KU Leuven biologists have discovered a molecular on-off switch that controls how a mouse brain responds to vision loss. When the switch is on, the loss of sight in one eye will be compensated by the other eye, but also by tactile input from the whiskers. When the switch is off, only the other eye will take over. These findings may help improve patient susceptibility to sensory prosthetics such as cochlear implants or bionic eyes.

Our brain adjusts to changes of all kind. This brain plasticity is useful for neural development and learning, but also comes into play when the nervous system is damaged. For instance, when we lose sight in one eye, our brain no longer receives sensory input from that eye, but it will compensate for that loss.
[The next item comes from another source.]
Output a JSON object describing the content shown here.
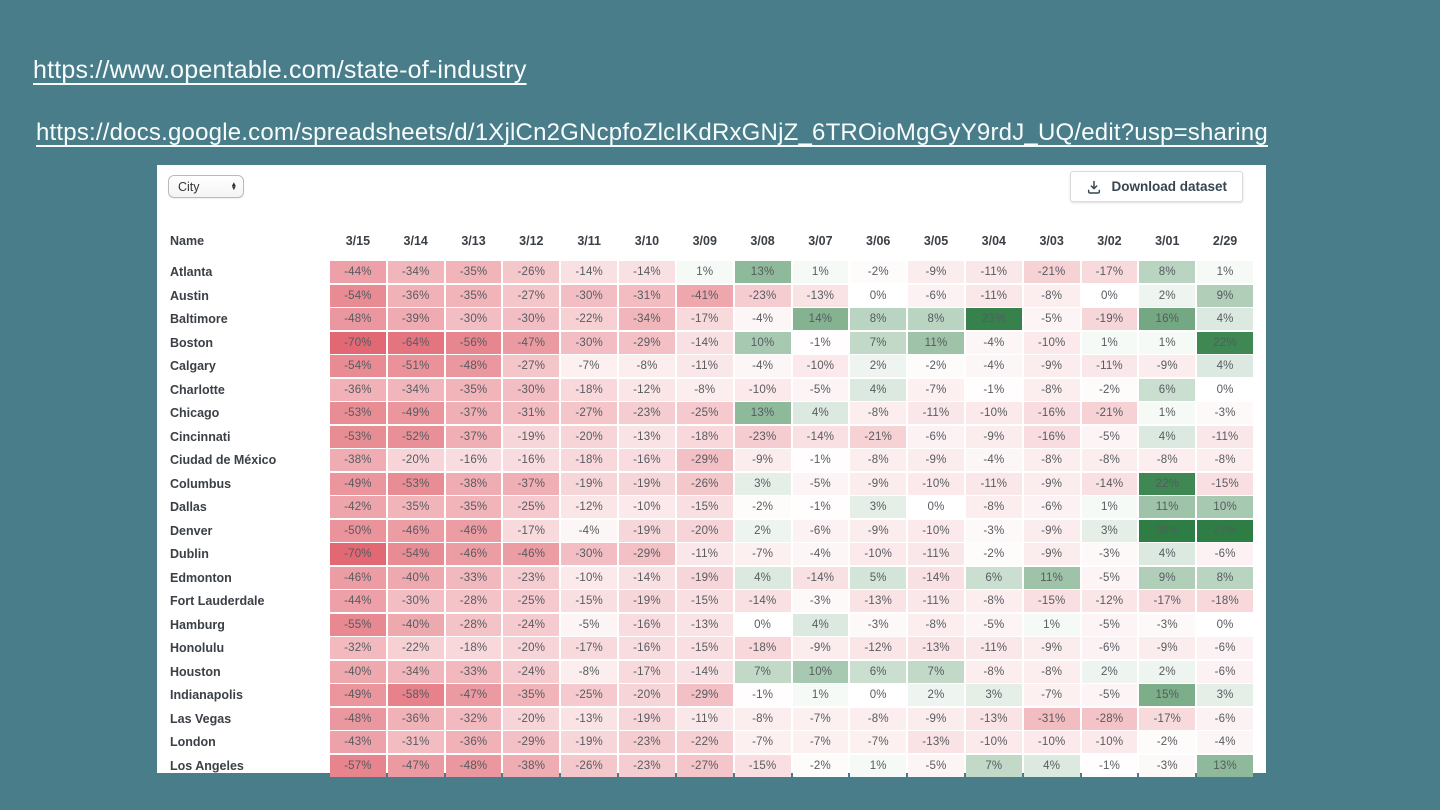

Research in adult mice has revealed two types of neuroplasticity in response to vision loss. "When a mouse loses sight in one eye, the remaining eye starts sending additional signals to the area in the brain that used to be served by the lost eye," biochemist Julie Nys from the KU Leuven Laboratory for Neuroplasticity and Neuroproteomic s explains. "After a while, the whiskers of the mouse - its sense of touch - step in as well. After a couple of weeks, the 'lost' area in the brain is entirely reclaimed and its brain activity is almost as high as it was before." This phenomenon, whereby the brain responds to sensory loss by combining input from several sensory systems, is known as cross-modal neuroplasticity.

Age-related response to vision loss

The KU Leuven researchers discovered that cross-modal plasticity is age-dependent in an unexpected way: "In adult mice both the remaining eye and the whiskers compensate for the lack of vision in one eye. But in adolescent mice, only the functioning eye takes over. And yet, you would expect more plasticity in younger animals, because the brain undergoes major transformations during adolescence."

What is more, the study shows that the adolescent response can also be triggered in the brain of adult mice. "When you expose adult mice to darkness before removing their eye, they recover differently: their other senses take over to a smaller degree, similar to what happens in adolescent mice. The brain's response, in other words, rejuvenates when adult mice spend time in the dark."

On-off switch in the brain

The brain controls which senses compensate for the loss of sight in one eye, but the underlying process has always been a mystery - until now. "Adolescent and adult mice have the same brain structure, so that cannot explain their different responses to sensory loss. Instead, we discovered a molecular on-off switch that controls whether or not the whiskers take over."

"After comparing different molecules with an impact on brain activity, we decided to manipulate neuroplasticity with indiplon, a sedative that affects the communication between brain cells and is thus similar to the activity-reducing neurotransmitter GABA. In adult mice, indiplon suppressed cross-modal plasticity: the lack of vision in one eye was compensated by the remaining eye, but not by the whiskers. You could say that we managed to 'turn off' the whiskers."

Clinical applications

In view of medical applications, the new insights into neuroplasticity - involving one or more senses - are crucial, Professor Lut Arckens explains: "Deaf or hard-of-hearing people can benefit from cochlear implants. In young patients who were treated in time, these work very well. In other patients, however, the treatment is no longer effective, as the auditory areas in their brain have already been taken over by other senses. This outcome is difficult to reverse, but we might be able to prevent it by suppressing cross-modal plasticity. In other cases, by contrast, we could support optimal recovery by boosting cross-modal plasticity. But these applications require a lot of further research. Our study paves the way by showing that we need to pay more attention to how sensory systems influence each other in the brain, for instance after surgery."